Another issue raised by Avelino-Tandoc is the lack of male or father figure at home, especially if there are boys among the kids. “This would stem to another issue. They are worried that their sons will have some sort of gender confusion.” Family experts say the answer to this is to find role models the children can look up to. Greg Cynaumon, Ph.D., in his book Empowering Single Parents, co-written with Dana Cynaumon, refers to these role models as “ParaParents.” Just as “paramedics assist doctors, paralegals assist attorneys,” he says, “ParaParents are intended to assist parents.”

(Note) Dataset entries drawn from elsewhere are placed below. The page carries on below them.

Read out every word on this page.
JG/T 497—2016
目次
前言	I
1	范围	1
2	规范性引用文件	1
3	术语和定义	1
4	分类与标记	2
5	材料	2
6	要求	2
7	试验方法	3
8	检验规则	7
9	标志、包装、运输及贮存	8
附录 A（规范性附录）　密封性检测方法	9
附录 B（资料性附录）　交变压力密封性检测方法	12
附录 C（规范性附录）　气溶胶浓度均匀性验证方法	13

The last issue raised by Avelino-Tandoc is the need of the single mom to be emotionally strong. “In a two-parent family, when they are faced with problems or crises, they have each other to lean on. But in the case of a single mom, she is alone. That’s why in some single parent families, children mature early, because their mothers tend to share with them the crises and heartbreaks.”
Triumphant and happy
In spite of the challenges facing them, single moms do have the oportunity to manage their families effectively and lead a happy and balanced life. Far from dwelling on her problems, Aileen chooses to be positive: “This is life, and I have to create more possibilities on my own to be a good mother.” Anna says she can’t say if there’s a difference in the relationship of a single mom with her kids versus that of two parents and their kids. “Each relationship is different. But what I can attest to is that when I decided to bring my daughter out into this world, irrespective of what challenges there are, no surer and stronger bond was formed.”

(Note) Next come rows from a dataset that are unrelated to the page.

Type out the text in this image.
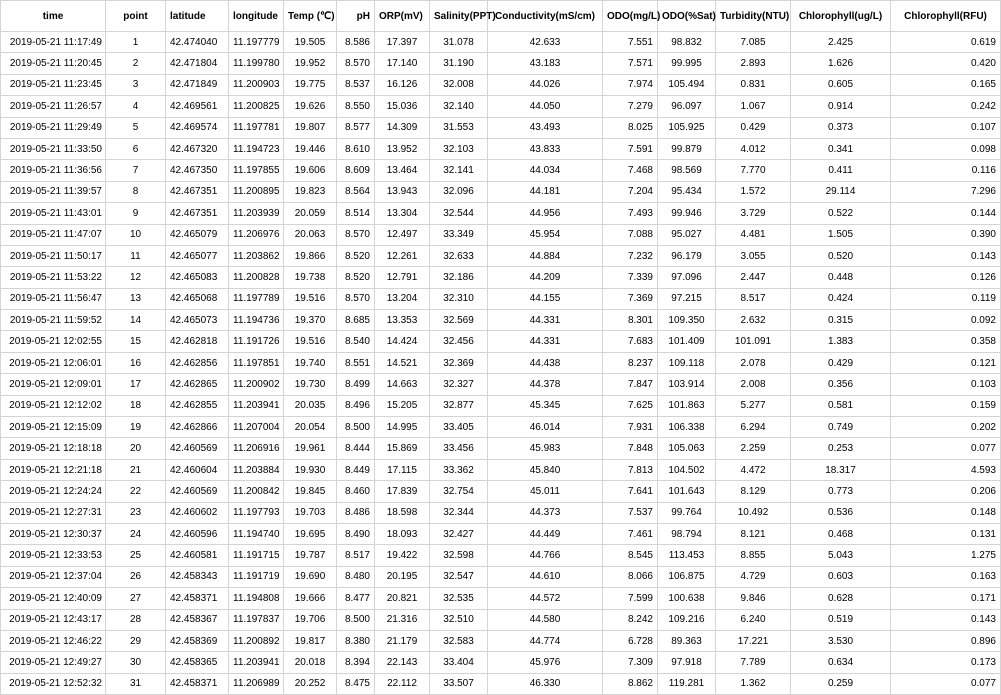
time	point	latitude	longitude	Temp (℃)	pH	ORP(mV)	Salinity(PPT)	Conductivity(mS/cm)	ODO(mg/L)	ODO(%Sat)	Turbidity(NTU)	Chlorophyll(ug/L)	Chlorophyll(RFU)
2019-05-21 11:17:49	1	42.474040	11.197779	19.505	8.586	17.397	31.078	42.633	7.551	98.832	7.085	2.425	0.619
2019-05-21 11:20:45	2	42.471804	11.199780	19.952	8.570	17.140	31.190	43.183	7.571	99.995	2.893	1.626	0.420
2019-05-21 11:23:45	3	42.471849	11.200903	19.775	8.537	16.126	32.008	44.026	7.974	105.494	0.831	0.605	0.165
2019-05-21 11:26:57	4	42.469561	11.200825	19.626	8.550	15.036	32.140	44.050	7.279	96.097	1.067	0.914	0.242
2019-05-21 11:29:49	5	42.469574	11.197781	19.807	8.577	14.309	31.553	43.493	8.025	105.925	0.429	0.373	0.107
2019-05-21 11:33:50	6	42.467320	11.194723	19.446	8.610	13.952	32.103	43.833	7.591	99.879	4.012	0.341	0.098
2019-05-21 11:36:56	7	42.467350	11.197855	19.606	8.609	13.464	32.141	44.034	7.468	98.569	7.770	0.411	0.116
2019-05-21 11:39:57	8	42.467351	11.200895	19.823	8.564	13.943	32.096	44.181	7.204	95.434	1.572	29.114	7.296
2019-05-21 11:43:01	9	42.467351	11.203939	20.059	8.514	13.304	32.544	44.956	7.493	99.946	3.729	0.522	0.144
2019-05-21 11:47:07	10	42.465079	11.206976	20.063	8.570	12.497	33.349	45.954	7.088	95.027	4.481	1.505	0.390
2019-05-21 11:50:17	11	42.465077	11.203862	19.866	8.520	12.261	32.633	44.884	7.232	96.179	3.055	0.520	0.143
2019-05-21 11:53:22	12	42.465083	11.200828	19.738	8.520	12.791	32.186	44.209	7.339	97.096	2.447	0.448	0.126
2019-05-21 11:56:47	13	42.465068	11.197789	19.516	8.570	13.204	32.310	44.155	7.369	97.215	8.517	0.424	0.119
2019-05-21 11:59:52	14	42.465073	11.194736	19.370	8.685	13.353	32.569	44.331	8.301	109.350	2.632	0.315	0.092
2019-05-21 12:02:55	15	42.462818	11.191726	19.516	8.540	14.424	32.456	44.331	7.683	101.409	101.091	1.383	0.358
2019-05-21 12:06:01	16	42.462856	11.197851	19.740	8.551	14.521	32.369	44.438	8.237	109.118	2.078	0.429	0.121
2019-05-21 12:09:01	17	42.462865	11.200902	19.730	8.499	14.663	32.327	44.378	7.847	103.914	2.008	0.356	0.103
2019-05-21 12:12:02	18	42.462855	11.203941	20.035	8.496	15.205	32.877	45.345	7.625	101.863	5.277	0.581	0.159
2019-05-21 12:15:09	19	42.462866	11.207004	20.054	8.500	14.995	33.405	46.014	7.931	106.338	6.294	0.749	0.202
2019-05-21 12:18:18	20	42.460569	11.206916	19.961	8.444	15.869	33.456	45.983	7.848	105.063	2.259	0.253	0.077
2019-05-21 12:21:18	21	42.460604	11.203884	19.930	8.449	17.115	33.362	45.840	7.813	104.502	4.472	18.317	4.593
2019-05-21 12:24:24	22	42.460569	11.200842	19.845	8.460	17.839	32.754	45.011	7.641	101.643	8.129	0.773	0.206
2019-05-21 12:27:31	23	42.460602	11.197793	19.703	8.486	18.598	32.344	44.373	7.537	99.764	10.492	0.536	0.148
2019-05-21 12:30:37	24	42.460596	11.194740	19.695	8.490	18.093	32.427	44.449	7.461	98.794	8.121	0.468	0.131
2019-05-21 12:33:53	25	42.460581	11.191715	19.787	8.517	19.422	32.598	44.766	8.545	113.453	8.855	5.043	1.275
2019-05-21 12:37:04	26	42.458343	11.191719	19.690	8.480	20.195	32.547	44.610	8.066	106.875	4.729	0.603	0.163
2019-05-21 12:40:09	27	42.458371	11.194808	19.666	8.477	20.821	32.535	44.572	7.599	100.638	9.846	0.628	0.171
2019-05-21 12:43:17	28	42.458367	11.197837	19.706	8.500	21.316	32.510	44.580	8.242	109.216	6.240	0.519	0.143
2019-05-21 12:46:22	29	42.458369	11.200892	19.817	8.380	21.179	32.583	44.774	6.728	89.363	17.221	3.530	0.896
2019-05-21 12:49:27	30	42.458365	11.203941	20.018	8.394	22.143	33.404	45.976	7.309	97.918	7.789	0.634	0.173
2019-05-21 12:52:32	31	42.458371	11.206989	20.252	8.475	22.112	33.507	46.330	8.862	119.281	1.362	0.259	0.077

“Filipino single mothers can be so resilient, strong, creative and resourceful,” says Avelino-Tandoc. “We have been reeducated about a lot of things regarding family dynamics, including the concept of single motherhood. It’s about time too, that we learn to erase the negative stereotype that we have attached to single mothers and view them as mothers — loving, caring and nurturing.” Indeed, they have shown what it takes to succeed in life and raise children well. Difficult as it may be, it isn’t nearly as impossible as it once seemed.